Lamb Shift in Laser Fields

The combination and unification of ideas from intense-field quantum optics and quantum electrodynamics demands a thorough analysis of the interplay of the strong driving of an atom by a laser field (Rabi oscillations) and the vacuum fluctuations. In [24,25], an atom with two relevant energy levels driven by a strong near-resonant monochromatic laser field is studied as the easiest model system for the above problem.

Figure 6: Schematic diagram (left) showing the coupling of the bare atomic states and the Fock states to the laser-dressed states. The transitions among the dressed states, shown in the right figure, lead to the red- and blue-detuned Mollow sideband peaks.

As is well known within quantum optics, the incoherent part of the resonance fluorescence spectrum emitted by this system is known as the Mollow spectrum. The atom-laser coupling strength is characterized by the Rabi frequency which is proportional to the product of the transition dipole matrix element and the laser field strength. In steady state, the system is described by quasi-energy eigenstates known as the laser-dressed states which are shown in Figure 6. They are displaced from the bare atomic states by one half of the generalized Rabi frequency ΩR = (Ω2 + Δ2)1/2, where Ω is the Rabi frequency and Δ is the detuning. The incoherent spectrum generated by the many-photon processes, in steady state, can then be interpreted in a natural way in terms of transitions among the laser-dressed states.

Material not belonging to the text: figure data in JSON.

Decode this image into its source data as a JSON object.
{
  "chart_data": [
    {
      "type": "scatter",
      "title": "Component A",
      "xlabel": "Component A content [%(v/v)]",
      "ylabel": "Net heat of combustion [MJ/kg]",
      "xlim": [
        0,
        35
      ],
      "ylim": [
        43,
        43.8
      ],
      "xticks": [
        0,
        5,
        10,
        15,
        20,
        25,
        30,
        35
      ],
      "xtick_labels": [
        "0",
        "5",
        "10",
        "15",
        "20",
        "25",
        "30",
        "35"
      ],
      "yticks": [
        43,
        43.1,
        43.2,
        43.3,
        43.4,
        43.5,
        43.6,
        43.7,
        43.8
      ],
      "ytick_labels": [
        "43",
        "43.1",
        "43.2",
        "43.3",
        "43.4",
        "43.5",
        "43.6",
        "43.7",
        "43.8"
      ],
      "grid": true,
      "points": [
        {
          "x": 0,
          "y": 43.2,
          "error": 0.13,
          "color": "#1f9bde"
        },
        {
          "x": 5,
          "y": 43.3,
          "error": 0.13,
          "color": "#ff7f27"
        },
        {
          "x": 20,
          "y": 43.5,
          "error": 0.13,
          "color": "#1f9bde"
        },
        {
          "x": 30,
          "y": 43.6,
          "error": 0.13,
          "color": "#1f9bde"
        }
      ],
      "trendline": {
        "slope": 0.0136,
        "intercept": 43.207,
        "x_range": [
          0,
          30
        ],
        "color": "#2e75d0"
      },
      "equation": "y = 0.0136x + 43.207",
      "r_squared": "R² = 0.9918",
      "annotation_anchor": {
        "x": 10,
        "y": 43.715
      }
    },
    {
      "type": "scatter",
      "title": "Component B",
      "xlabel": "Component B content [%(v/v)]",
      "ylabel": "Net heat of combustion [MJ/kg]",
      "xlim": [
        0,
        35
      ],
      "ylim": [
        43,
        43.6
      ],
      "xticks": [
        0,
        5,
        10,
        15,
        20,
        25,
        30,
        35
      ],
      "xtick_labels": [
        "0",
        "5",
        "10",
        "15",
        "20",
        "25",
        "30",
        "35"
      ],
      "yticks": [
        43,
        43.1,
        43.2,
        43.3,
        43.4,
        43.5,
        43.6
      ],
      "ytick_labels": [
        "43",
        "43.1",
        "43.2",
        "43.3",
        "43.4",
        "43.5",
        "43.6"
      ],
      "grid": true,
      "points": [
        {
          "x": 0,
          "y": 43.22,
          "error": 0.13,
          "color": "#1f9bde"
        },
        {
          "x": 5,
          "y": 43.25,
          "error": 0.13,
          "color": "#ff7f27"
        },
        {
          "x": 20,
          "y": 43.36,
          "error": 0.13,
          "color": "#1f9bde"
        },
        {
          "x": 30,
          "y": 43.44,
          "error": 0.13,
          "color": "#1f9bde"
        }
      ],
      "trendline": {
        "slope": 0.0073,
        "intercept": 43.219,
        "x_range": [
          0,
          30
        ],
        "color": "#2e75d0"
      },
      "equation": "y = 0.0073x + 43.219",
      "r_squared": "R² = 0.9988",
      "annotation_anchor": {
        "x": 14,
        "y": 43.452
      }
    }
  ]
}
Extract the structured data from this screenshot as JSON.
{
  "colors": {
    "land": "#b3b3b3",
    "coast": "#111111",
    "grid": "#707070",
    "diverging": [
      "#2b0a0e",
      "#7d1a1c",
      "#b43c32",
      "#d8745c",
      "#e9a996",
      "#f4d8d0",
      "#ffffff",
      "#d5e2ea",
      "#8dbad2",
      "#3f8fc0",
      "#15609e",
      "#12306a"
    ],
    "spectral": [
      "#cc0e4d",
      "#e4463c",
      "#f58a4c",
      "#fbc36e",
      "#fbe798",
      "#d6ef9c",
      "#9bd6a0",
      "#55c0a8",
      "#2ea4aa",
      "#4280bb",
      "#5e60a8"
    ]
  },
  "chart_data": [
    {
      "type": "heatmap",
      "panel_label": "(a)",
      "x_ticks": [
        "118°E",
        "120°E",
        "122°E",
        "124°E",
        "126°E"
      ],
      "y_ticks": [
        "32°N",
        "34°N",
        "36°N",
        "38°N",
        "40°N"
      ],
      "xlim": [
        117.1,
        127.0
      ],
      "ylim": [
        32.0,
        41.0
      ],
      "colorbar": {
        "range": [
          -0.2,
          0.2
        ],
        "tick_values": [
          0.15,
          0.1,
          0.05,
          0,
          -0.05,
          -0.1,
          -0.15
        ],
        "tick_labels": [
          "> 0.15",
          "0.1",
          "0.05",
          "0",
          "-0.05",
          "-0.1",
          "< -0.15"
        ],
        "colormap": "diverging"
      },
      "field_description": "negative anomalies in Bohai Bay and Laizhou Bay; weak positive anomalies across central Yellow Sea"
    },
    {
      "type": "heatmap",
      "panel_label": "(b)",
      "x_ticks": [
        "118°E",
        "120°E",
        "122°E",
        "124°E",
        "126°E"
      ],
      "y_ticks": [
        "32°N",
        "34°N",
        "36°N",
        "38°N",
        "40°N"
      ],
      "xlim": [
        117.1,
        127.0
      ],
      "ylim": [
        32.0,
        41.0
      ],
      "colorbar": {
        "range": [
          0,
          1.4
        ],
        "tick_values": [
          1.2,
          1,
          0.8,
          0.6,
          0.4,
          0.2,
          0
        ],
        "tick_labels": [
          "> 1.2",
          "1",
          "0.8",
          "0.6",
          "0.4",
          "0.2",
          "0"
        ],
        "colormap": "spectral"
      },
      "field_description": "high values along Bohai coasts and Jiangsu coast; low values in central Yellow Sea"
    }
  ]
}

Figure 7: The self energy of a laser-dressed bound electron (Feynman diagram, left figure) shifts the incoherent fluorescence spectrum (known as the Mollow spectrum) from the black to the red curve (right figure). The electron propagator in the left figure is actually double-dressed, (i) by the Coulomb field of the nucleus (as indicated by the double line, and (ii) by the laser field which is indicated by a wavy line. The zero on the abscissa of the right figure is fixed to the laser frequency. The ordinate axis gives the intensity distribution of the incoherent spectrum (in arbitrary units).

When evaluating radiative and relativistic corrections to the Mollow spectrum, it is natural to start the analysis from the dressed-state basis as opposed to the unperturbed atomic bare-state basis. At nonvanishing detuning and nonvanishing Rabi frequency, a treatment starting from the dressed-state basis leads to additional correction terms, which may be summarized in a modified Mollow sideband formula (see Figure 7) including relativistic and radiative corrections, which entails both a modification of the Rabi frequency as well as a correction to the transition dipole moment. The corrections to the Rabi frequency include some nontrivial effects which can only be understood if the problem is treated right from the start in the dressed-state basis, apart from relativistic and radiative corrections to the transition dipole moment, field-configuration dependent corrections, higher-order corrections to the self-energy, and corrections to the secular approximation. The corrections to the detuning comprise the bare Lamb shift, Bloch-Siegert shifts, and off-resonant radiative corrections. All of these effects are described in detail in [13], and a schematic view of their consequence for the Mollow spectrum is given in Figure 7.

[24] U. D. Jentschura, J. Evers, M. Haas, C. H. Keitel, Phys. Rev. Lett. 91, 253601 (2003).
[25] U. D. Jentschura, C. H. Keitel, Ann. Phys. (N.Y.) 310, 1 (2004).